I just feel like I have a roomate who I eat with and sometimes watch movies with.....and I am a VERY touchy feely, compassionate, loving, caring person.......and to just have none of that in return is so hurtful deep inside. I know he wasn't raised to be that way because his parents are really trashy losers (SORRY to sound mean...but it's true)
But I'm tired of making excuses for him too.....It shouldn't be rocket science that I want a RELATIONSHIP...not just sex either....That would be nice MORE than once every 2 months........but I want him to invest and participate in our marriage more...........just feels like I'm always alone in my efforts and he just is comfortable and on to the next task at hand. Did I mention I'm 28!?!!?!?!?!?!? I'm not 100!!!!

Thanks for that article....it did make me think a bit.
I just got a new job and I'm really happy with it....but then I go home to blahhhhhhhh. Downer. Everyone at work today got all these wonderful things from their husbands but me. Now don't get me wrong...it's not about gifts.....and he usually does amazing with some anniversaries and some dates........BUT...........Since I'm so love starved I am looking for anything (not just STUFF) and to not get anything is just ridiculous!!!!! I got him stuff.....I was at work all day...... he was at home working....then he left to go to real estate class at 5 and I got home at 5:30 and nothing on the table. He may or may not come home w/ stuff tonight but it's not the point and I could care less about the stuff....just the effort. I'm just very sad and disturbed and confused about our future.....I don't want to be 40 and unhapppy in my sexless affectionateless marriage. HELL NO! Just confused!

I work M-F at an office....and now have my Sat and Sun free but we don't do anything....I could set something up but to be frank I'M TIRED OF THE ONE ALWAYS PLANNIGN EVERYTHING ALWAYS INITIATING SEX ALWAYS THE REASON WE HAVE 10% OF A THING CALLED MARRIAGE.....he needs to step up. I have a lot of personal debt from before I met him (credit cards) so majority of my money goes towards car/debt (we do money seperate) so it's almost like....because he pays most of all the bills that's him doing his part and that's it.....seems like that. Like I can't be loved or have sex bc he pays all the bills? I dunno I'm confused and just tired...very very very tired.

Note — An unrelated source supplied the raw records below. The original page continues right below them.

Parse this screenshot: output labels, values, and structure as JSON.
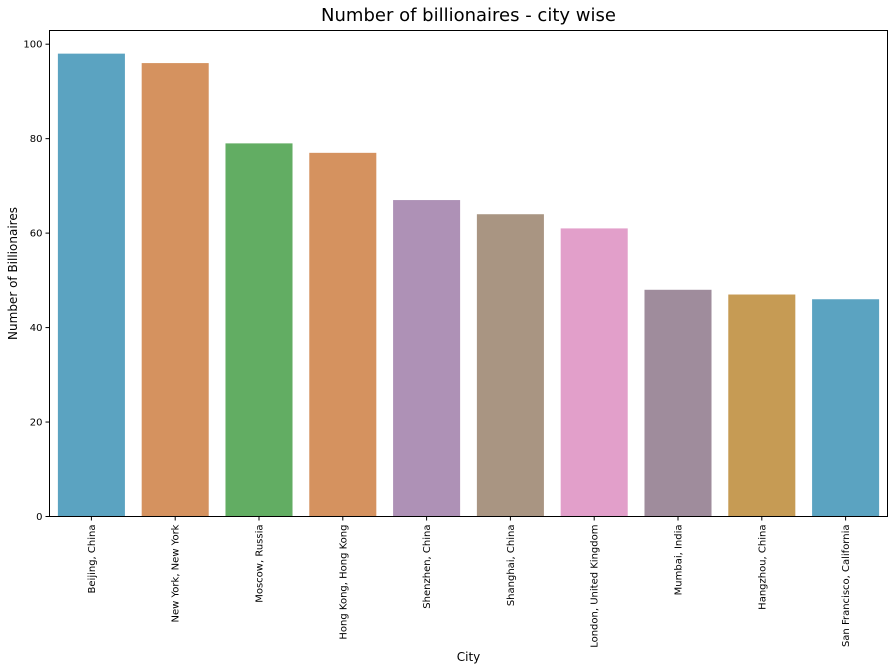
{
  "chart_data": {
    "type": "bar",
    "title": "Number of billionaires - city wise",
    "xlabel": "City",
    "ylabel": "Number of Billionaires",
    "categories": [
      "Beijing, China",
      "New York, New York",
      "Moscow, Russia",
      "Hong Kong, Hong Kong",
      "Shenzhen, China",
      "Shanghai, China",
      "London, United Kingdom",
      "Mumbai, India",
      "Hangzhou, China",
      "San Francisco, California"
    ],
    "values": [
      98,
      96,
      79,
      77,
      67,
      64,
      61,
      48,
      47,
      46
    ],
    "colors": [
      "#5ba3c1",
      "#d5925f",
      "#62ad63",
      "#d5925f",
      "#ae91b6",
      "#a99582",
      "#e29fca",
      "#9f8c9c",
      "#c69b54",
      "#5ba3c1"
    ],
    "ylim": [
      0,
      102.9
    ],
    "yticks": [
      0,
      20,
      40,
      60,
      80,
      100
    ],
    "grid": false,
    "legend": false
  }
}
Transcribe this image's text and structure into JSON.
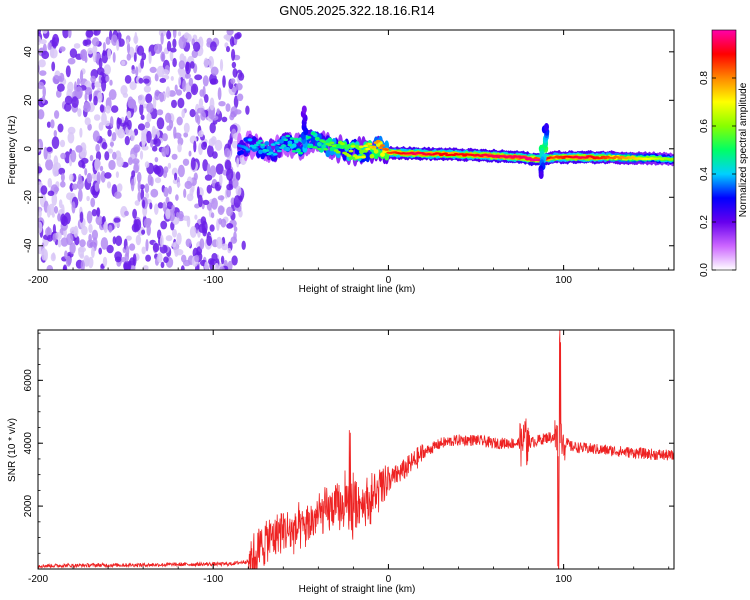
{
  "title": "GN05.2025.322.18.16.R14",
  "colors": {
    "signal_line": "#ee2222",
    "axis": "#000000",
    "noise_purple": "#6a1ee8",
    "noise_light": "#d9c8f7"
  },
  "chart_data": [
    {
      "type": "heatmap",
      "name": "spectrogram",
      "xlabel": "Height of straight line (km)",
      "ylabel": "Frequency (Hz)",
      "xlim": [
        -200,
        163
      ],
      "ylim": [
        -50,
        49
      ],
      "xticks": [
        -200,
        -100,
        0,
        100
      ],
      "yticks": [
        -40,
        -20,
        0,
        20,
        40
      ],
      "colorbar": {
        "label": "Normalized spectral amplitude",
        "range": [
          0.0,
          1.0
        ],
        "ticks": [
          0.0,
          0.2,
          0.4,
          0.6,
          0.8
        ],
        "colormap": [
          "#ffffff",
          "#cc66ff",
          "#6600ee",
          "#0000ff",
          "#00d0ff",
          "#00ff66",
          "#88ff00",
          "#ffff00",
          "#ff8800",
          "#ff0000",
          "#ff00aa"
        ]
      },
      "noise_region_x": [
        -200,
        -84
      ],
      "signal_band": [
        {
          "x": -85,
          "y": 0.5,
          "amp": 0.35
        },
        {
          "x": -78,
          "y": 1.5,
          "amp": 0.4
        },
        {
          "x": -72,
          "y": 0.0,
          "amp": 0.45
        },
        {
          "x": -65,
          "y": -1.0,
          "amp": 0.4
        },
        {
          "x": -58,
          "y": 2.5,
          "amp": 0.45
        },
        {
          "x": -50,
          "y": 1.0,
          "amp": 0.5
        },
        {
          "x": -43,
          "y": 4.0,
          "amp": 0.5
        },
        {
          "x": -36,
          "y": 1.0,
          "amp": 0.55
        },
        {
          "x": -28,
          "y": 0.0,
          "amp": 0.6
        },
        {
          "x": -20,
          "y": -1.0,
          "amp": 0.65
        },
        {
          "x": -12,
          "y": -1.0,
          "amp": 0.7
        },
        {
          "x": -5,
          "y": 0.5,
          "amp": 0.8
        },
        {
          "x": 0,
          "y": -1.5,
          "amp": 0.85
        },
        {
          "x": 15,
          "y": -2.0,
          "amp": 0.95
        },
        {
          "x": 30,
          "y": -2.2,
          "amp": 0.9
        },
        {
          "x": 45,
          "y": -2.5,
          "amp": 0.9
        },
        {
          "x": 60,
          "y": -3.0,
          "amp": 0.95
        },
        {
          "x": 75,
          "y": -3.5,
          "amp": 0.95
        },
        {
          "x": 85,
          "y": -4.5,
          "amp": 1.0
        },
        {
          "x": 95,
          "y": -3.5,
          "amp": 0.85
        },
        {
          "x": 110,
          "y": -3.5,
          "amp": 0.95
        },
        {
          "x": 125,
          "y": -3.5,
          "amp": 0.85
        },
        {
          "x": 140,
          "y": -3.8,
          "amp": 0.75
        },
        {
          "x": 155,
          "y": -4.0,
          "amp": 0.65
        },
        {
          "x": 163,
          "y": -4.5,
          "amp": 0.6
        }
      ],
      "features": [
        {
          "x": -48,
          "y": 18,
          "amp": 0.4
        },
        {
          "x": 90,
          "y": 10,
          "amp": 0.55
        },
        {
          "x": 88,
          "y": -12,
          "amp": 0.5
        }
      ]
    },
    {
      "type": "line",
      "name": "snr",
      "xlabel": "Height of straight line (km)",
      "ylabel": "SNR (10 * v/v)",
      "xlim": [
        -200,
        163
      ],
      "ylim": [
        0,
        7600
      ],
      "xticks": [
        -200,
        -100,
        0,
        100
      ],
      "yticks": [
        2000,
        4000,
        6000
      ],
      "series": [
        {
          "name": "SNR",
          "x": [
            -200,
            -170,
            -140,
            -110,
            -90,
            -80,
            -75,
            -70,
            -62,
            -55,
            -48,
            -40,
            -32,
            -25,
            -18,
            -10,
            -5,
            0,
            10,
            20,
            30,
            40,
            50,
            60,
            70,
            80,
            86,
            92,
            97,
            100,
            104,
            110,
            120,
            130,
            140,
            150,
            163
          ],
          "values": [
            100,
            120,
            130,
            150,
            160,
            250,
            500,
            900,
            1200,
            1200,
            1300,
            1700,
            1900,
            2000,
            2100,
            2200,
            2500,
            2800,
            3200,
            3700,
            4000,
            4100,
            4100,
            4000,
            4000,
            4000,
            4100,
            4200,
            4150,
            4100,
            3900,
            3850,
            3800,
            3750,
            3700,
            3650,
            3600
          ]
        }
      ],
      "spikes": [
        {
          "x": -22,
          "peak": 4600
        },
        {
          "x": 78,
          "peak": 5300
        },
        {
          "x": 98,
          "peak": 7600
        },
        {
          "x": 97,
          "trough": 0
        }
      ]
    }
  ]
}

We don't spend that much time together and when I've tried in the past to spend more time together it's ok..........but nothing major comes from it. Like I said for now I'm going to wait til my insurance kicks in and then hopefully find a marriage counselor or something that will help cover the cost or partial and take it from there....I'm hurt/embarrasses/ashamed that I think we even need that...............but if it helps it's worth a shot.....and if it doesn't................I'll be devastated but something has got to give.  He doesn't do anything BAD.....just tired of missing out on a fulfilled happy marriage. Tired of being roomates.


----------